His hand lashed out so fast she didn’t see it until her cheek stung from the blow. “What kind of demon are you?” he screamed, his spittle spraying her face.
Oh, God, these men were crazy. This whole situation was crazy. This was Crazyland, and she was the queen.
“Why…” She sucked in a ragged breath and tried to stay calm. It wasn’t easy when the man holding her in a vise grip against him was squeezing the air out of her lungs. “Why would you think I’m a demon?” Maybe they were religious fanatics, like the ones who had accused her of practicing witchcraft before she learned to hide her healing gift.
Her theory was blown out of the water when the third guy, the one who had been kneeling next to the dead man on the floor, stood and picked up the bullet that had been lodged in the dog.

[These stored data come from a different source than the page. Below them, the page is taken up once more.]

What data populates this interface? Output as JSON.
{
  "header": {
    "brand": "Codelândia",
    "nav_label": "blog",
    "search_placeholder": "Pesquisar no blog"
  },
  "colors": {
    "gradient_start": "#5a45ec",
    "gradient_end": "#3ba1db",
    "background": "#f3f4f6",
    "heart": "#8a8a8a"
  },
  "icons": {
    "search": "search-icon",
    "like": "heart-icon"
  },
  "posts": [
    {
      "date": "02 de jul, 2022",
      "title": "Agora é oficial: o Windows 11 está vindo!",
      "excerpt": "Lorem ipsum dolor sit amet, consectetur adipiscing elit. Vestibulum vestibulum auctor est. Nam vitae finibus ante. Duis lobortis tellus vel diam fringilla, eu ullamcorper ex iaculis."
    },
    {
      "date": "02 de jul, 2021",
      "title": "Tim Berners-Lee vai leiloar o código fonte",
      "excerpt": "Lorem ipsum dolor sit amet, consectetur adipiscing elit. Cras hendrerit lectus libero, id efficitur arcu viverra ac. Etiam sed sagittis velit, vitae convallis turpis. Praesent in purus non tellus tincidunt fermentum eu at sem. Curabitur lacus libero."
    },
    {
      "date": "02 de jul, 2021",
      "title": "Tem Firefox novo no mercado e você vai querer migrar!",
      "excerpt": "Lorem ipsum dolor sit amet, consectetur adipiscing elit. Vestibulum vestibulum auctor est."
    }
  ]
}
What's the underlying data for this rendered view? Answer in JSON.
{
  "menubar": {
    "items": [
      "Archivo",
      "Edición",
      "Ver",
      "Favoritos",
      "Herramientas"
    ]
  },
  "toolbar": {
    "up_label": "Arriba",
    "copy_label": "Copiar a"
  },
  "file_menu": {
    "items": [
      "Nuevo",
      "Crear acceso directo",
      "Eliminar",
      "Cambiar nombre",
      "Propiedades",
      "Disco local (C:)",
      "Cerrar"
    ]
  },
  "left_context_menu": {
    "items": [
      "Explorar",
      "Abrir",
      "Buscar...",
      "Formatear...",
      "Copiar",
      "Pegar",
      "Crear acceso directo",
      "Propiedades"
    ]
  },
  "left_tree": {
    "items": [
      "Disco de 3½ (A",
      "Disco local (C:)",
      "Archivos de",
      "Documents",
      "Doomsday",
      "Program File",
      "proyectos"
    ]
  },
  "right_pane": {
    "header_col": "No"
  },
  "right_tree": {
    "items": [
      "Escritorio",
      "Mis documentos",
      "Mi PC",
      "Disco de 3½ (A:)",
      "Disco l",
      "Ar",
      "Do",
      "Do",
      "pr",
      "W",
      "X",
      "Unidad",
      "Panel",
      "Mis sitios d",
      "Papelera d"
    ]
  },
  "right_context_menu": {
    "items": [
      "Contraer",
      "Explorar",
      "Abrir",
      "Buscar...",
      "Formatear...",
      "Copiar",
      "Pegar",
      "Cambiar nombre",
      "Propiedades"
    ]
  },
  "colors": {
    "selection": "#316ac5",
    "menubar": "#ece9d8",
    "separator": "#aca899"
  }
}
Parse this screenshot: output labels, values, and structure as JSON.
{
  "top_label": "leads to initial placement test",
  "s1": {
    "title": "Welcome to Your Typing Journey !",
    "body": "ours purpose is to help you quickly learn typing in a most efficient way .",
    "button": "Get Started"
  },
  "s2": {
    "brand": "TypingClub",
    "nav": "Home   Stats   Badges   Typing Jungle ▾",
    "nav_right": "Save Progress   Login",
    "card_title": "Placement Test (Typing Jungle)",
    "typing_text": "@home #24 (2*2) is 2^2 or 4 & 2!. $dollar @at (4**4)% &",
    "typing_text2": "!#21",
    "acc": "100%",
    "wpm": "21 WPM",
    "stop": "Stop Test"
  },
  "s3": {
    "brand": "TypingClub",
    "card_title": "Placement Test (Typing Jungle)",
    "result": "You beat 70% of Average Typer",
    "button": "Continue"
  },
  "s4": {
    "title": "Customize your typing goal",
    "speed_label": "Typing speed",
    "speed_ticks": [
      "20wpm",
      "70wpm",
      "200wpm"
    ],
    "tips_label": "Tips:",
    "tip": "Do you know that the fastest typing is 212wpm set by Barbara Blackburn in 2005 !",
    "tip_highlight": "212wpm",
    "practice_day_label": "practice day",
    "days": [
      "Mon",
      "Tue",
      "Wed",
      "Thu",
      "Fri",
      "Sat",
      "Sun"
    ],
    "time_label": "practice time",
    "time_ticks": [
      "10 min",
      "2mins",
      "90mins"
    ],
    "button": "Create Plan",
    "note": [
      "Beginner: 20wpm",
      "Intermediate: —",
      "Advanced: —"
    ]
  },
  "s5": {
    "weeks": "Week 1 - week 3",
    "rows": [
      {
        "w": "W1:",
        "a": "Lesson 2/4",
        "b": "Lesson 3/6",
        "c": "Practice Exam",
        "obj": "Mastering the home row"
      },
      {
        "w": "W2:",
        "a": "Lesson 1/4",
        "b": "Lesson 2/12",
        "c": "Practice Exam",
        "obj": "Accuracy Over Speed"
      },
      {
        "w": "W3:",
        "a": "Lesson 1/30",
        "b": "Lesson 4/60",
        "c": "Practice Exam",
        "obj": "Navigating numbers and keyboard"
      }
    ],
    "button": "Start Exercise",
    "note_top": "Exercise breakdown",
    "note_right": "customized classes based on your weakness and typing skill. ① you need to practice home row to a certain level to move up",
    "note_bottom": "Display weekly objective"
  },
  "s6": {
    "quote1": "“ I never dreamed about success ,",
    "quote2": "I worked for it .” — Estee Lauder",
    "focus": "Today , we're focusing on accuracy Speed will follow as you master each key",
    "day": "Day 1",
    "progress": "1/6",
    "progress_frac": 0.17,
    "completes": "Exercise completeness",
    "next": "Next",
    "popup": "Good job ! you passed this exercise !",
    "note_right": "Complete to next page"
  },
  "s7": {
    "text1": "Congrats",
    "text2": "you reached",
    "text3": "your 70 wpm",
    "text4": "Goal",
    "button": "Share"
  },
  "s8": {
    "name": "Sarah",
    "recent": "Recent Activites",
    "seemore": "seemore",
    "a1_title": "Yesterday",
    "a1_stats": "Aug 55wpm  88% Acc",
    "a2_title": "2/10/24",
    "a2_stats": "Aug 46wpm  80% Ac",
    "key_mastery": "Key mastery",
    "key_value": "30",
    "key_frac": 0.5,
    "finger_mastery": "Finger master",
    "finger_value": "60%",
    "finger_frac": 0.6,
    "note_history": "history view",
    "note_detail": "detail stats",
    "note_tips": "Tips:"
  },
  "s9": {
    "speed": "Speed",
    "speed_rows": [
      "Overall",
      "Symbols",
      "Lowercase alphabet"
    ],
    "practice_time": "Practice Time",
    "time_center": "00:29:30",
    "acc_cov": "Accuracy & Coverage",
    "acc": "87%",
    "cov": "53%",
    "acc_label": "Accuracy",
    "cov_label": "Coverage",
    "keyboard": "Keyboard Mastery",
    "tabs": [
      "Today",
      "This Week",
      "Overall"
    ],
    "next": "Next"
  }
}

He held it out to her. “Because,” he said, in an eerily calm voice, “only a demon would heal a hellhound.”
Two
Hellhound?
These people were insane. “It was just a dog.”
“Really?” The red-haired, freckled one with the bullet, who reminded her vaguely of Carrot Top, spoke in a deceptively soft voice. “And was the guy who flashed into the room and took the dog just a man?”
She opened her mouth to answer, but what could she say? The guy had disappeared into thin air. “I… what else would he be?”
“Oh, maybe a demon. Like you.”
Keep them talking. And calm. Excellent plan in theory, but who was going to keep her calm? False courage gave her a voice, at least. “Who are you people?”
The one who had struck her whipped a strange, S-shaped, double-bladed weapon from a harness on his chest, and held the gold end to her neck. “Are you that stupid, or are you just playing that way?”
“Garcia.” Carrot Top put his hand on the weapon-wielder’s shoulder. “Look at her, man. She’s terrified. She doesn’t know who we are.”
“Stupid then.” Garcia dragged the tip of the blade down her throat, and she felt a sting and a warm drip. “I know you’ve heard of Guardians.”